Play with different datasets (Task 2 – MNIST, 3/25 pts):

* Run the following command

python3 DR.py –data MNIST –method PCA –out_dim 2 –display —
save

This command will run PCA on 1010 digit images of digit “3”. The size of each image is
28-by-28, or equivalently a 784-dimensional vector. We are to perform PCA to reduce its
dimensionality (e.g., to 2) and then use the two dimensions to reconstruct the 28-by-28
image. You will see a figure showing multiple images. The leftmost image is the mean
image. The second to the right and the rightmost images are one original “3” image and
the reconstructed image. The middle images show you the projections (here there are two
projections). Note that, in doing PCA, we vectorize an image and get a mean vector and a
projection matrix with several principal components. Then to display them, we then
reshape them back to images. In the for_display folder see MNIST.png.
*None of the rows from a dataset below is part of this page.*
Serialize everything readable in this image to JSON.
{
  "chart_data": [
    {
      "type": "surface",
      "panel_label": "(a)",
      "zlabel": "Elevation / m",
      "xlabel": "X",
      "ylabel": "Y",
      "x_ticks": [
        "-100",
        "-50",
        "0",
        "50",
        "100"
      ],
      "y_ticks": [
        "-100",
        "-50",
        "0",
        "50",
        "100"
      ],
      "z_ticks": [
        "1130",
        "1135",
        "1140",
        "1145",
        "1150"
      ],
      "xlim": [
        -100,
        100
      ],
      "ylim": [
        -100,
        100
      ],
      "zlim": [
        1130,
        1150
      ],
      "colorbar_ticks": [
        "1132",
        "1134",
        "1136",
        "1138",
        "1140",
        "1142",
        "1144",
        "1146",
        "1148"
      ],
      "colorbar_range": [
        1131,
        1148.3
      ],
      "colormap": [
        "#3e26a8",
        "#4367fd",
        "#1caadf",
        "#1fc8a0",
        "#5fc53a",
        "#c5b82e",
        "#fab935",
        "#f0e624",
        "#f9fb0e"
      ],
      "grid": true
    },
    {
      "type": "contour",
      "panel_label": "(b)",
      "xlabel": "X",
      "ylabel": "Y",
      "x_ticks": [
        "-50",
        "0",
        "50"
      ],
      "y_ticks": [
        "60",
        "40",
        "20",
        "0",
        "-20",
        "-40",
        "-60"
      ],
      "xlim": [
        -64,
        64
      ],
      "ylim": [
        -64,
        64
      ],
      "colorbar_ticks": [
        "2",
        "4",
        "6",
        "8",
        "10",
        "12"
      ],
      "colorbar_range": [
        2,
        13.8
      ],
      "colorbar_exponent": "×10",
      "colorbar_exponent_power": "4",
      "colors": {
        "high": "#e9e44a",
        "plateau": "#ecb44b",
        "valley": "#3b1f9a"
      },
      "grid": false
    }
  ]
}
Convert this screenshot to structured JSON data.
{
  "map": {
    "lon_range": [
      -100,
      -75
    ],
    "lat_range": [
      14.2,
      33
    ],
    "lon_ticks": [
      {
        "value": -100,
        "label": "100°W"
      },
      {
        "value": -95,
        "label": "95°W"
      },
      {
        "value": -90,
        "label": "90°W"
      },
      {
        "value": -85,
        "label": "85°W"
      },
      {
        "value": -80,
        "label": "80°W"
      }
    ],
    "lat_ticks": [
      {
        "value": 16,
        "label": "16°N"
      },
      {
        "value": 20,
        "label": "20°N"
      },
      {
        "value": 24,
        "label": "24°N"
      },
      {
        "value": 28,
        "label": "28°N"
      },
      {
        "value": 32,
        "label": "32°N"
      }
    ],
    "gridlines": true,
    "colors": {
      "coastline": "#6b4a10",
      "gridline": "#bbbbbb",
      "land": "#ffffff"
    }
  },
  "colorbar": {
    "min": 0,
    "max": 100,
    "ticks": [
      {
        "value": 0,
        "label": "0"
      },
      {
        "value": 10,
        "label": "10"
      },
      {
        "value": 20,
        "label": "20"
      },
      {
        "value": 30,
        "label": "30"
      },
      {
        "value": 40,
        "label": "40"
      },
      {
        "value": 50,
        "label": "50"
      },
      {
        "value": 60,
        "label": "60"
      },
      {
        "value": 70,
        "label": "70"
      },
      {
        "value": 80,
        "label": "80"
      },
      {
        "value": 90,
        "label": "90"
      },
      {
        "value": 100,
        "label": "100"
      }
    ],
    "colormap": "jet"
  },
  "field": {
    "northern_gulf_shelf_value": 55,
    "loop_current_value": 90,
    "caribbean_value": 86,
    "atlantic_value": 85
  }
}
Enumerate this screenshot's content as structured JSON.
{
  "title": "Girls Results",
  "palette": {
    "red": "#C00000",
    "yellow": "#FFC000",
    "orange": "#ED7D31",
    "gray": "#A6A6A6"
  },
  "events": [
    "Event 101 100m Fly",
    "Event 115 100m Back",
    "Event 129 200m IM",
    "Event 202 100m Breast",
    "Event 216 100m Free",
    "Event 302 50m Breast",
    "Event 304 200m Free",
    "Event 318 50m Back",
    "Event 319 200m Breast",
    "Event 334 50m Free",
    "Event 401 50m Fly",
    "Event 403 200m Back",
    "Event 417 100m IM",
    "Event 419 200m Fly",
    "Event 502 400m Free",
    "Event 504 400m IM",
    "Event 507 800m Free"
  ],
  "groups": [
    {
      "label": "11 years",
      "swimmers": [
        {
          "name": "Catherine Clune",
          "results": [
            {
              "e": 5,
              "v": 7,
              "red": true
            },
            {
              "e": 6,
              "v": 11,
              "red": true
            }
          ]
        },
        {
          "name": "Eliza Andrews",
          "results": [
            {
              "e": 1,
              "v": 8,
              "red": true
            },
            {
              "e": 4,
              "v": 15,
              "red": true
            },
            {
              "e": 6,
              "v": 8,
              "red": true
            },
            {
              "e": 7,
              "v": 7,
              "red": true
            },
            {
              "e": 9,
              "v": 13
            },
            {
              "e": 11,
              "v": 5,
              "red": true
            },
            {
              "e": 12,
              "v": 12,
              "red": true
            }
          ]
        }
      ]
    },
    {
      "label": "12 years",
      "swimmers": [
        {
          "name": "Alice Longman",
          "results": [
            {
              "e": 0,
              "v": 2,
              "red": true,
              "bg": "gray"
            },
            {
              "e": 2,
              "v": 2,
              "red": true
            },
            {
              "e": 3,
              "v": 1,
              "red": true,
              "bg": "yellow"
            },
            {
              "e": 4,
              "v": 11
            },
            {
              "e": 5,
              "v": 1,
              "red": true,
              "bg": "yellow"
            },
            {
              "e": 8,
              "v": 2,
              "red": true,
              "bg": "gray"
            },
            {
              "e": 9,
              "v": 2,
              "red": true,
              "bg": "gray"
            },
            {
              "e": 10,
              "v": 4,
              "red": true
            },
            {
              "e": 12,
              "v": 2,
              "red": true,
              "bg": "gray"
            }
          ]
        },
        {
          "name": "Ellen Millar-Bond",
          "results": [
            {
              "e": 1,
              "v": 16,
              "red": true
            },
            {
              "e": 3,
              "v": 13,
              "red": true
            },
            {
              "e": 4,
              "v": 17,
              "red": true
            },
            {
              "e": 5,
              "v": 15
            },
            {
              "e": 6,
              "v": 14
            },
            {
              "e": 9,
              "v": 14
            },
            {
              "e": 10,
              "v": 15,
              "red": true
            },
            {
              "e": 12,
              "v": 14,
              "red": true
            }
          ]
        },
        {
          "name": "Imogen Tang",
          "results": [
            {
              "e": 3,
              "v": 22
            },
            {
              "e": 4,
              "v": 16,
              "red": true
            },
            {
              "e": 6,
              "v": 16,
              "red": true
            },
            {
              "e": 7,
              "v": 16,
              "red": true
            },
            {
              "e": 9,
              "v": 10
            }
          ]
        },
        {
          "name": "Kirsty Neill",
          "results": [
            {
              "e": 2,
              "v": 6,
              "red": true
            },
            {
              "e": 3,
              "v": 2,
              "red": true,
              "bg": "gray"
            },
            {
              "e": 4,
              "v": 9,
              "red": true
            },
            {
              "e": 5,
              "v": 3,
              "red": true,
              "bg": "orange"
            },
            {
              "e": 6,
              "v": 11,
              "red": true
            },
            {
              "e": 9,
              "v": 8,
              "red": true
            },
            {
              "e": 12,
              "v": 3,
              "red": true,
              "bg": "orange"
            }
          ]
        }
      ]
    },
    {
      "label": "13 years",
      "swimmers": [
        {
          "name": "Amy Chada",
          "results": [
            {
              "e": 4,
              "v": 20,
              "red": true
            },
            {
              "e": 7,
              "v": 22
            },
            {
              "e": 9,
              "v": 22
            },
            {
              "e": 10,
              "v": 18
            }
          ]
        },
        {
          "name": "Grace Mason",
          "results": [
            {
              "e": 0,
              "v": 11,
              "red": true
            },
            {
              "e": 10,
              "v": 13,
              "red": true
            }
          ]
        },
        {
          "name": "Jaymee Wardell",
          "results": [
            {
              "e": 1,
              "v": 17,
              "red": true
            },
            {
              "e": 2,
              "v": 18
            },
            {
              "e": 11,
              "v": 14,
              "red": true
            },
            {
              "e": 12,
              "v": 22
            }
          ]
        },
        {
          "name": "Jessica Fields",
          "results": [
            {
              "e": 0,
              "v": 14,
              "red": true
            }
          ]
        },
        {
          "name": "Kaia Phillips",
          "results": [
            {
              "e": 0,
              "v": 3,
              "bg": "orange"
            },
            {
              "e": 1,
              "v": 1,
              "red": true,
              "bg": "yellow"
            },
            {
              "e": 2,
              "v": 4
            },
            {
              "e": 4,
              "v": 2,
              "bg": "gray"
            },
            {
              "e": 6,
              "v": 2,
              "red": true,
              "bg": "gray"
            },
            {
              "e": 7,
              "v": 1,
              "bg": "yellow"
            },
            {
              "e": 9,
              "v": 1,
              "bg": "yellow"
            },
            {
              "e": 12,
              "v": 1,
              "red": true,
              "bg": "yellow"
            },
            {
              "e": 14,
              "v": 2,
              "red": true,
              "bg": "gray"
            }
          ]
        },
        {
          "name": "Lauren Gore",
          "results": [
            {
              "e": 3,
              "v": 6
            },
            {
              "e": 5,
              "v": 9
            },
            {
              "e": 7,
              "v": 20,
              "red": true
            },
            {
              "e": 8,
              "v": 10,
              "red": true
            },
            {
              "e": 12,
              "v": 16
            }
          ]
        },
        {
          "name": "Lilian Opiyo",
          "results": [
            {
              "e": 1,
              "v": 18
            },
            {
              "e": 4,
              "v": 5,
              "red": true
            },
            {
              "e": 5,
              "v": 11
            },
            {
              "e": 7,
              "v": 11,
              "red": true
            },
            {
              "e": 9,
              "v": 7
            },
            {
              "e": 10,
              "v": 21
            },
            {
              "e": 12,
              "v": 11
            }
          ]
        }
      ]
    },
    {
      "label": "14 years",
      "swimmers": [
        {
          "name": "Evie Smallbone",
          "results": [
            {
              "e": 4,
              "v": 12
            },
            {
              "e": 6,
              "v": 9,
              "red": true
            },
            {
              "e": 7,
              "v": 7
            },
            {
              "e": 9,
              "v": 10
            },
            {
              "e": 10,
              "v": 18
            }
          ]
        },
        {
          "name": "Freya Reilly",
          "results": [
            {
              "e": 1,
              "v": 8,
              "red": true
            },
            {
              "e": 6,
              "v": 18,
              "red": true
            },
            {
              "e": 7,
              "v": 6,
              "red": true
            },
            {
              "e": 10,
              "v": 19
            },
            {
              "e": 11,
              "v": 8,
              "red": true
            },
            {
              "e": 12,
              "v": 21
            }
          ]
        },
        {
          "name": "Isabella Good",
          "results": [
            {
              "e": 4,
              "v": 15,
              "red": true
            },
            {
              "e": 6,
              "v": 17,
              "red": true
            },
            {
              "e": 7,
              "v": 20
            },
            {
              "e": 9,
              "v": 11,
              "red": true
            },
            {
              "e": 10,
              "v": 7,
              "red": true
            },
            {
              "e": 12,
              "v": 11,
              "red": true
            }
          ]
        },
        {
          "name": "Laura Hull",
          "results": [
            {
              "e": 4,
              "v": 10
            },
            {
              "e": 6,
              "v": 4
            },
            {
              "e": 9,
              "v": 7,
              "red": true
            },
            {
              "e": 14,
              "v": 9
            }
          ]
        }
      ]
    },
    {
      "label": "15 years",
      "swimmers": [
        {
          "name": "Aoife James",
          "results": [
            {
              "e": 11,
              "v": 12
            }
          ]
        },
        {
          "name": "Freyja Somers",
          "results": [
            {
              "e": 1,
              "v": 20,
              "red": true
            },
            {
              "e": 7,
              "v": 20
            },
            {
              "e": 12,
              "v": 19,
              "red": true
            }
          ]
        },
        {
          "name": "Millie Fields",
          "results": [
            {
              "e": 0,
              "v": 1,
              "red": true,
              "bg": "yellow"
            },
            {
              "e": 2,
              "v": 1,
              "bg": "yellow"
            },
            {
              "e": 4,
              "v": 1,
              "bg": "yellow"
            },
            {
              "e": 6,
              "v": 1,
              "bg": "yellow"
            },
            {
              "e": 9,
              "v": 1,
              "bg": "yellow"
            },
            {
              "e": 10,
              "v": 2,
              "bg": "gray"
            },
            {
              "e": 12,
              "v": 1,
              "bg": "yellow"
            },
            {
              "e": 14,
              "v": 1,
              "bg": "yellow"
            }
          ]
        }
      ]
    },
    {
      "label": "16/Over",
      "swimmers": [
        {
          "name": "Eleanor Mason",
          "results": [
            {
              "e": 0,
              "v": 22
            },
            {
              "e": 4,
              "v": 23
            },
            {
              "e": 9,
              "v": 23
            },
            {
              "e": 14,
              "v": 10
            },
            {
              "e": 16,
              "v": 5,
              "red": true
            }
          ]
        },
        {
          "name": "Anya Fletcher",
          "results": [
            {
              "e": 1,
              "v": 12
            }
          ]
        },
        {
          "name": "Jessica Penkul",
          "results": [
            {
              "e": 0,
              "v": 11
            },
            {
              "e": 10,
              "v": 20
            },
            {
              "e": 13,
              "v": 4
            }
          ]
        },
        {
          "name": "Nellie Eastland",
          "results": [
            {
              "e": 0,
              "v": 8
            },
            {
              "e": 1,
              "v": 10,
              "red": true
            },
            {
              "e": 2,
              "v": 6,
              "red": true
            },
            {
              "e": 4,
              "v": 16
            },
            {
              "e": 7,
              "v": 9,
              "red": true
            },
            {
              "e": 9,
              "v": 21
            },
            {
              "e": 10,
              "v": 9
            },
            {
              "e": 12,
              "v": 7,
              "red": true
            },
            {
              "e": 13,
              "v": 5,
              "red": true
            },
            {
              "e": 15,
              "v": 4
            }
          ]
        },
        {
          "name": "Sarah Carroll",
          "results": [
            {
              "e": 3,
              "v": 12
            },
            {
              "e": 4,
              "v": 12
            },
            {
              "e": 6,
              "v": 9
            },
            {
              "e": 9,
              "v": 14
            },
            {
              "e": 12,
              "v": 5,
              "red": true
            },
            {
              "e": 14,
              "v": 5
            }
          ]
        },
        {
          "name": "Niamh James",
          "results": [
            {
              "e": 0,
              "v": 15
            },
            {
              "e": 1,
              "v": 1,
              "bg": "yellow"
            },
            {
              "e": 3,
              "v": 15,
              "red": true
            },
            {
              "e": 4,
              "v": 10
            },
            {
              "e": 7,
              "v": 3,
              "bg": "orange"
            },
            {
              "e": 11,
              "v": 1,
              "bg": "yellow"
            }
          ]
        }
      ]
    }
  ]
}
* The code will generate `MNIST_2.png` and `Results_MNIST_2.npz`, which you will
include in your submission.

* You may play with other commands by (1) removing `–save` (2) changing the `–
out_dim 2` to some other non-negative integers (e.g., 1, 3, 4, 200). You will see that the
reconstructed images get closer to the original image when out_dim approaches 784.

Play with different datasets (Task 3 – Swiss Roll, 4/25 pts):

* Run the following command

python3 DR.py –data Swiss_Roll –method PCA –out_dim 2 —
display –save

This command will run PCA on the 3D Swiss Roll dataset to reduce the dimensionality to
2D. You will see the resulting mean vector and projection matrix being displayed in your
command line. You will also see a figure showing the data before and after PCA. Points
of similar colors mean that they are similar (following the Swiss Roll shape in and out).
You will see that PCA cannot preserve the similarity. This is because that PCA can only
do linear projection: simply flatten the roll but not unfold it. In the folder for_display, see
Swiss_Roll.png.

* The code will generate `Swiss_Roll_2.png` and `Results_Swiss_Roll_2.npz`, which
you will include in your submission.

* You may play with other commands by (1) removing `–save` (2) changing the `–
out_dim 2` to 1. You may also remove `–display` if you don’t want to display the figure.

Extension: nonlinear dimensionality reduction (No credit, but please do it)

We have implemented this for you!

Above you see that PCA cannot preserve the similarity (neighbors) along with the Swiss
Roll. Nonlinear dimensionality reduction algorithms aim to preserve the neighbors. Here
you are to play with one algorithm, Laplacian Eigenmap (LE).

* Run the following command

python3 DR.py –data Swiss_Roll –method LE –out_dim 2 –display

This command will run LE on the 3D Swiss Roll dataset to reduce the dimensionality to
2D. You will also see a figure showing the data before and after LE. Points of similar
colors mean that they are similar (following the Swiss Roll shape in and out). You will
see that LE can preserve the similarity, unfolding the roll. In the for_display folder see
Swiss_LE.png.

VII. Carmen submission

Submit:

x Your completed python script `DR.py`

x Your 6 generated results: `MNIST_2.png`, `Swiss_Roll_2.png`, `toy_data_2.png`,
`Results_MNIST_2.npz`, `Results_Swiss_Roll_2.npz`, and
`Results_toy_data_2.npz`.

x collaboration.txt which lists with whom you have discussed the homework (see
more details at the beginning of this write-up under Collaboration & Piazza).

Submit your solution to this programming portion, into one .zip file named
HW3_name_dotnumber.zip (e.g., HW3_shareef_1.zip).